Experts say issues like security, cost of investment and control over data have hampered Africa’s uptake of cloud solutions, even as the same experts urge the market to “try it out,” according to a report in ITNewsAfrica.

There is consensus that applying cloud technology (large numbers of computers connected through a real-time communication network, typically the Internet) will benefit the continent, speakers said Thursday at an ITNewsAfrica event in Johannesburg. The topic was “Real-World Cloud Adoption.”

Africa is the ideal platform for cloud adoption because there is a lot less legacy in place, said Avi Mistry with Intel Corp., a U.S.-based multinational semiconductor chip maker considered world’s largest and highest valued.

“Try it out,” Mistry said. “Try it in a non-mission critical production-type environment, in those grudge purchase areas like disaster recovery, like test and development. You will soon realize that the cash injection to your budget becomes so much more compelling to then have freedom to try other things. It is about putting money back into your budget, rather than taking out constantly on simple operations.

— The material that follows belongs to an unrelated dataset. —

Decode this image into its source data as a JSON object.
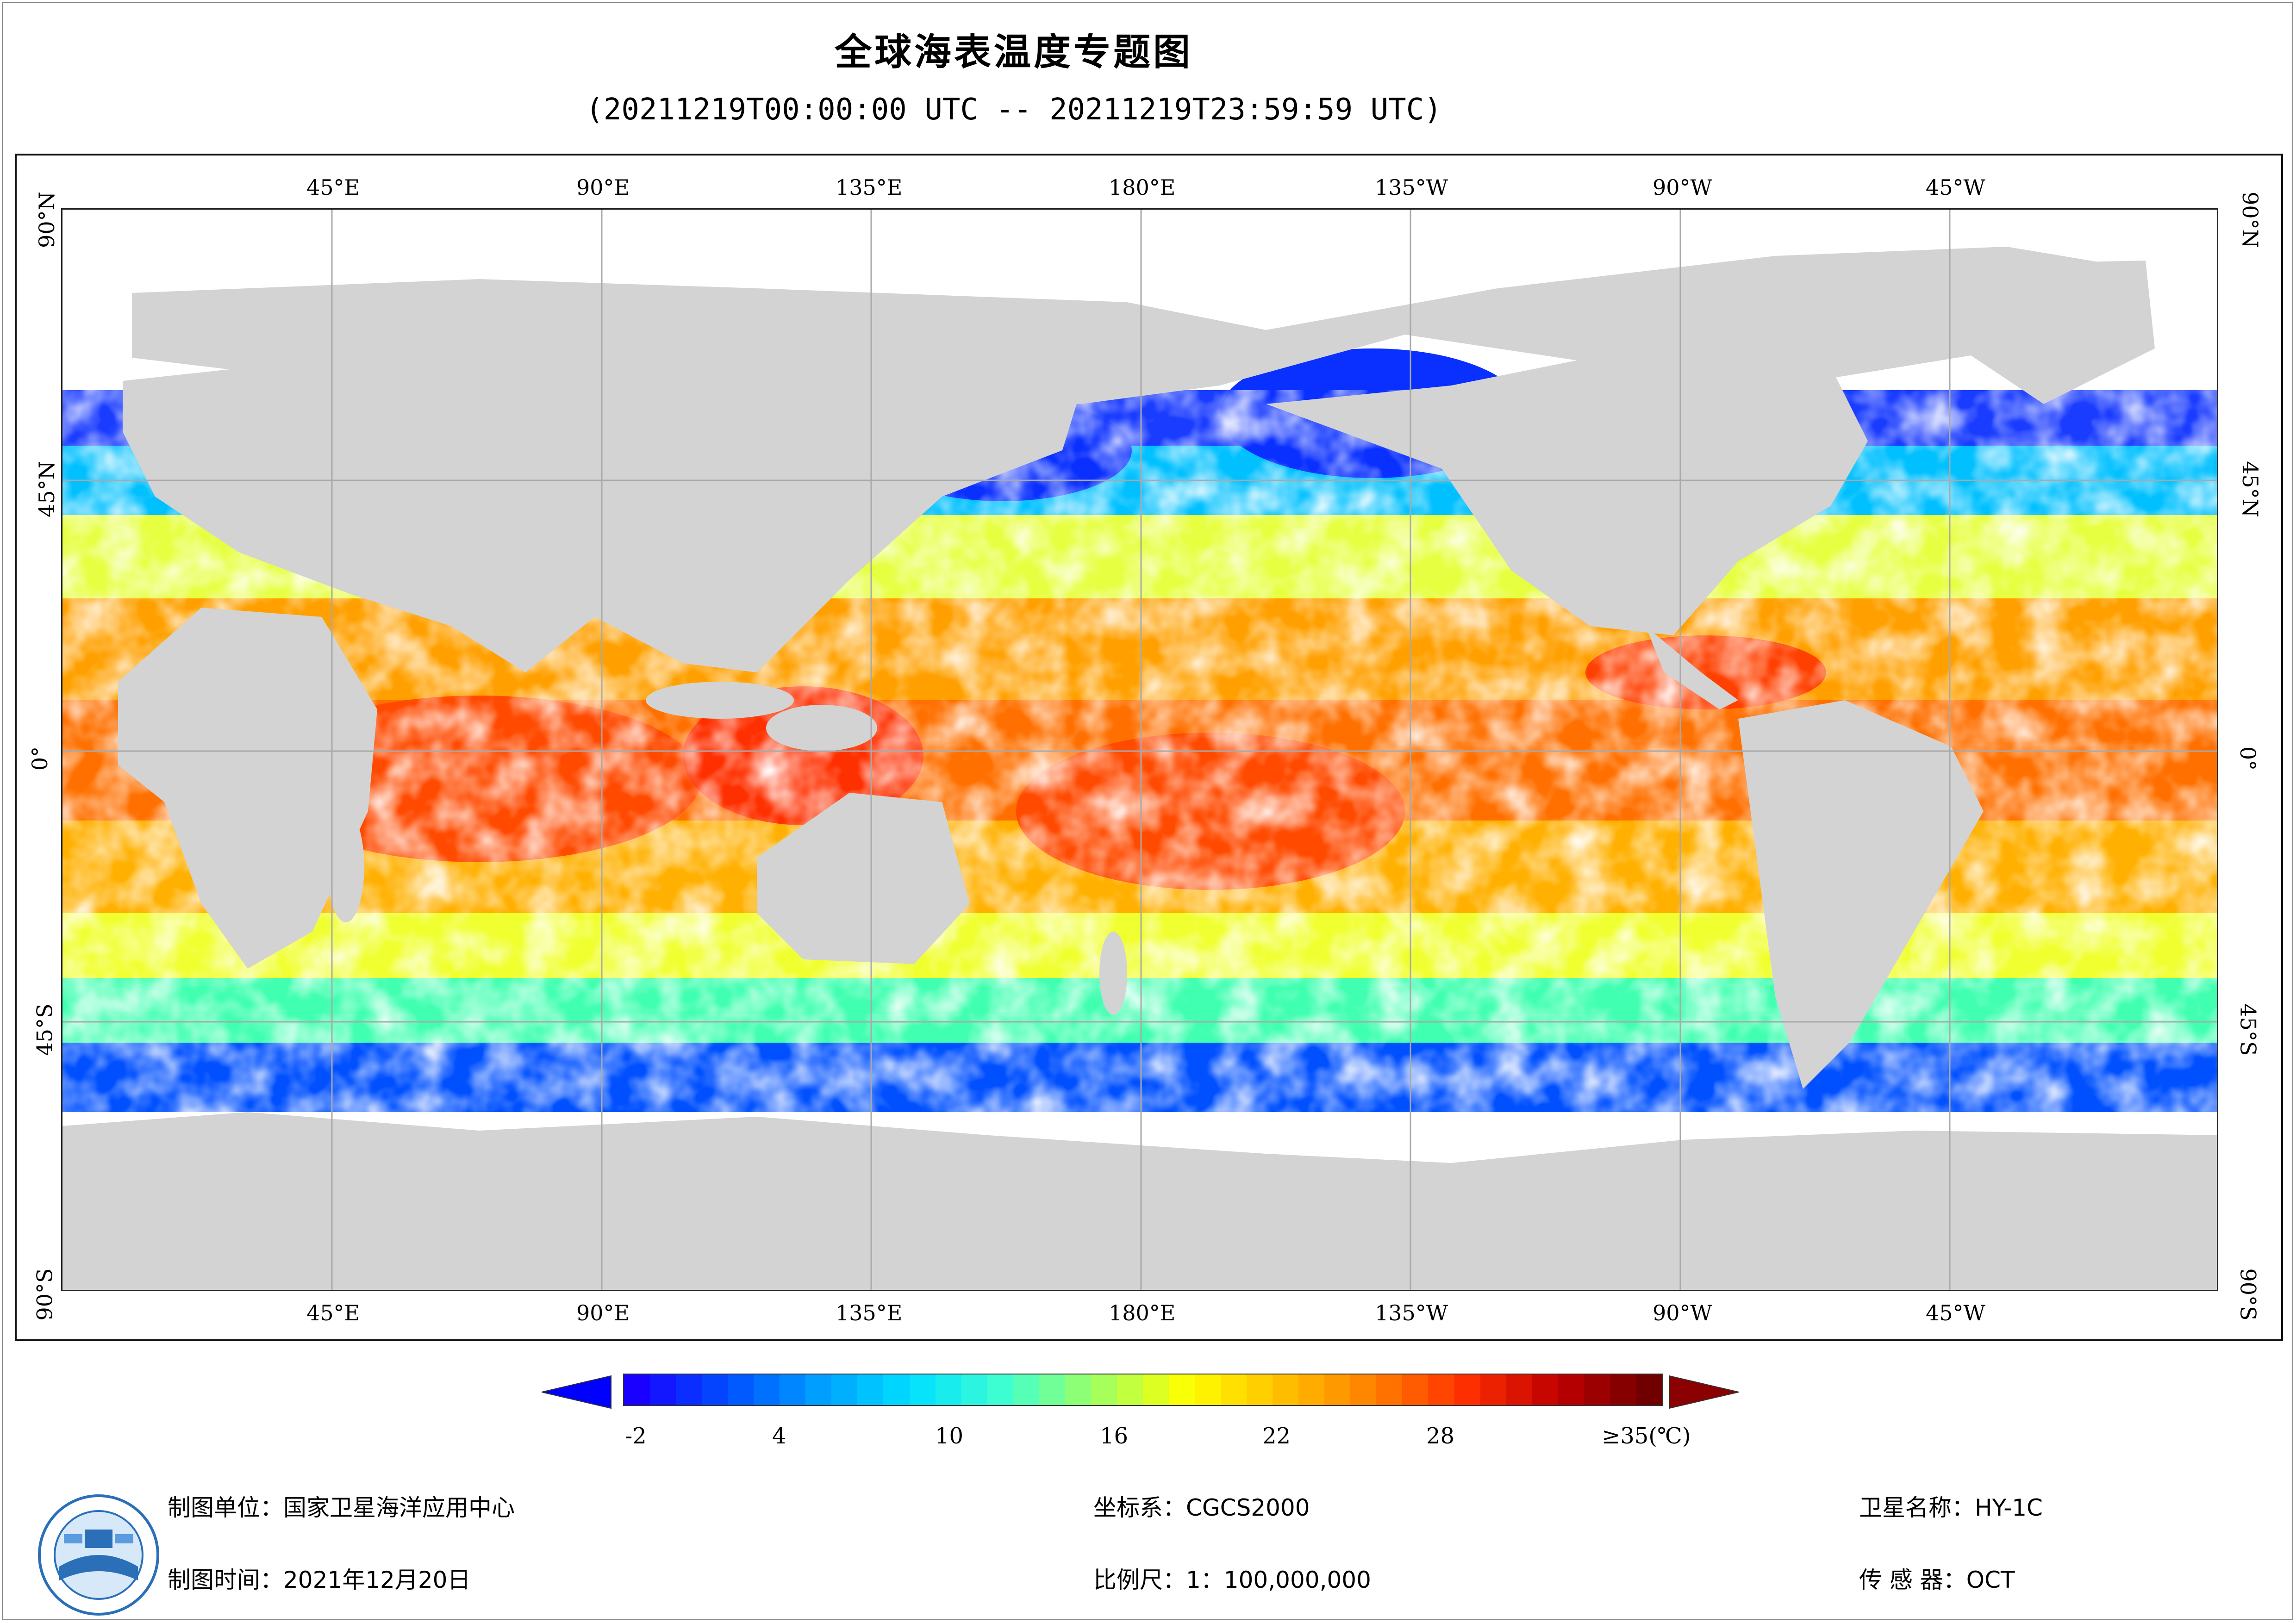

So it is about working strategically.

“And Africa, being green fields in many regards, does not have the baggage of having to pay off those investments,” Mistry added. “So, the ability to quickly jump onto agile, elastic and scalable solutions is very easy and compelling. Africa can play catch-up and, of course, exceed a lot quicker.”

Mobile apps, economic aid and tech development ecosystems will drive cloud in Africa, said Ian Duvenage with Frost & Sullivan Africa, in his presentation entitled “Africa, adopting cloud on its own terms.” The U.S.-based company provides market research and analysis, growth strategy consulting and corporate training around the world.

“In Africa…it is cheaper to move data to centers in Europe via undersea cables, than it is to move it a couple blocks down the road,” Duvenage said. “Technology has been on the radar for African governments and cloud is a high priority … there are quite a few governments that will recognize the value the technology brings to countries and to the way they function. There is a nice equation that goes something along the lines of for every tentative increase in connectivity, there is an increase in productivity. Cloud makes it so much easier to get services up and running.”

Advantages associated with cloud solution adoption include flexibility, productivity, agility, capacity and resource capability, as well as opportunities to extend the use of bandwidth, the report said.

However, realizing these advantages and positioning a business to the point of being ready to take on the cloud require a change in mindset, said Grant Morgan, general manager of cloud for Dimension Data Middle East & Africa. Dimension Data is a South Africa-based  ICT services company that has gone global.

“I think South Africa has been pretty reserved when it comes to cloud,” Morgan said. “I think what has been encouraging for us is that over the last six months adoption has really started to take off.”

Morgan said businesses in Africa need to ask questions such as, “What happens if I had infinite computing resources tomorrow and I could use it for one hour?” or “If I had a huge amount of bandwidth available to me, what could I do?”

Customers who make use of cloud can grow their businesses quickly, he said.